First he wents over a unit test of the fitnesse project. He then proceeds to move functionality to methods and make each test more readable.
// original source code
public void testGetPageHieratchyAsXml() throws Exception {
crawler.addPage(root, PathParser.parse("PageOne"));
crawler.addPage(root, PathParser.parse("PageOne.ChildOne"));
crawler.addPage(root, PathParser.parse("PageTwo"));
request.setResource("root");
request.addInput("type", "pages");
Responder responder = new SerializedPageResponder();
SimpleResponse response = (SimpleResponse) responder.makeResponse(new FitNesseContext(root), request);
String xml = response.getContent();
assertEquals("text/xml", response.getContentType());
assertSubString("<name>PageOne</name>", xml);
assertSubString("<name>PageTwo</name>", xml);
assertSubString("<name>ChildOne</name>", xml);
}
// after refactoring, becomes this:
public void testGetPageHierarchyAsXml() throws Exception {
makePages("PageOne", "PageOne.ChildOne", "PageTwo");
submitRequest("root", "type:pages");
assertResponseIsXML();
assertResponseContains(
"<name>PageOne</name>",
"<name>PageTwo</name>",
"<name>ChildOne</name>"
);
}
Ironically, the refactored unit tests code did never become part of the actual project. (See for yourself: current unit test source)
Debug Ability – individual skills
Back in school, my calculus teacher used to say: deriving is a skill, finding an integral is art. Same goes for debuggability and debug ability: while related, one can be found by sticking to solid engineering principles, the other takes experience and practice.
Debug ability is formed out of these factors:
Strong mental model of the application, used tools, libraries and frameworks
Experience with bugs and behavior of the application in different situations
Experience with reading code
Simply put, the mental model encompasses the understanding of what the application tries to achieve, how it does it and most importantly why it does it. (Never underestimate the power of the why.)

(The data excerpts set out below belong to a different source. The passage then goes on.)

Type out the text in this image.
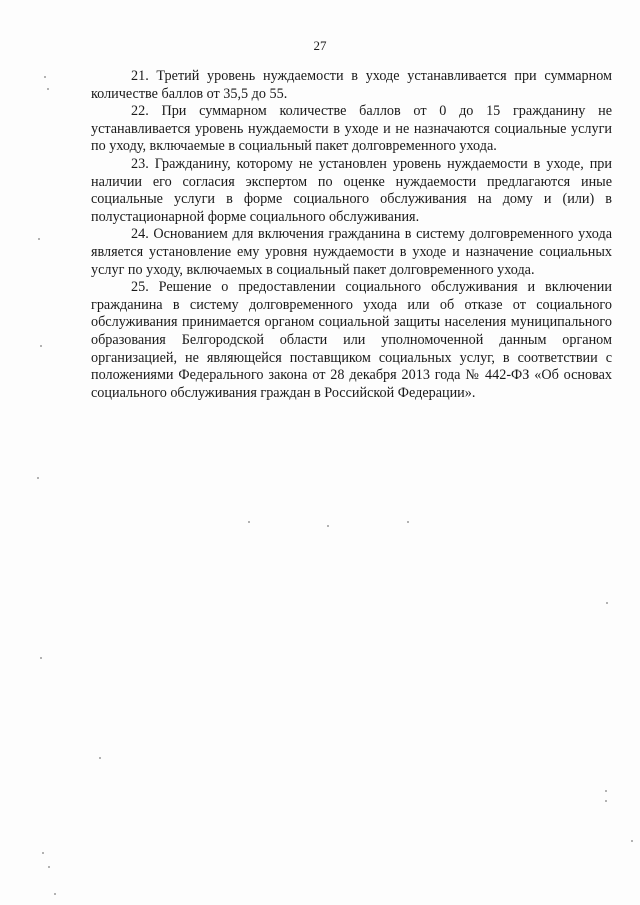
27

21. Третий уровень нуждаемости в уходе устанавливается при суммарном количестве баллов от 35,5 до 55.

22. При суммарном количестве баллов от 0 до 15 гражданину не устанавливается уровень нуждаемости в уходе и не назначаются социальные услуги по уходу, включаемые в социальный пакет долговременного ухода.

23. Гражданину, которому не установлен уровень нуждаемости в уходе, при наличии его согласия экспертом по оценке нуждаемости предлагаются иные социальные услуги в форме социального обслуживания на дому и (или) в полустационарной форме социального обслуживания.

24. Основанием для включения гражданина в систему долговременного ухода является установление ему уровня нуждаемости в уходе и назначение социальных услуг по уходу, включаемых в социальный пакет долговременного ухода.

25. Решение о предоставлении социального обслуживания и включении гражданина в систему долговременного ухода или об отказе от социального обслуживания принимается органом социальной защиты населения муниципального образования Белгородской области или уполномоченной данным органом организацией, не являющейся поставщиком социальных услуг, в соответствии с положениями Федерального закона от 28 декабря 2013 года № 442-ФЗ «Об основах социального обслуживания граждан в Российской Федерации».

The rest is experience which comes with solved problems. (This can be sped up by pair programming with a seniors who makes sure you do understand what they’re doing – and why.)
Reading code is available to everybody but rarely done. When in doubt utilize the amount of high-quality open-source projects and investigate how they’re doing it. Ever wondered how webpack bundles? React parses a JSX file? Angular doing virtually everything? Have a look in the code.
In a follow up article, I’ll go into details how these concepts apply when trying to introduce more unit tests to a project.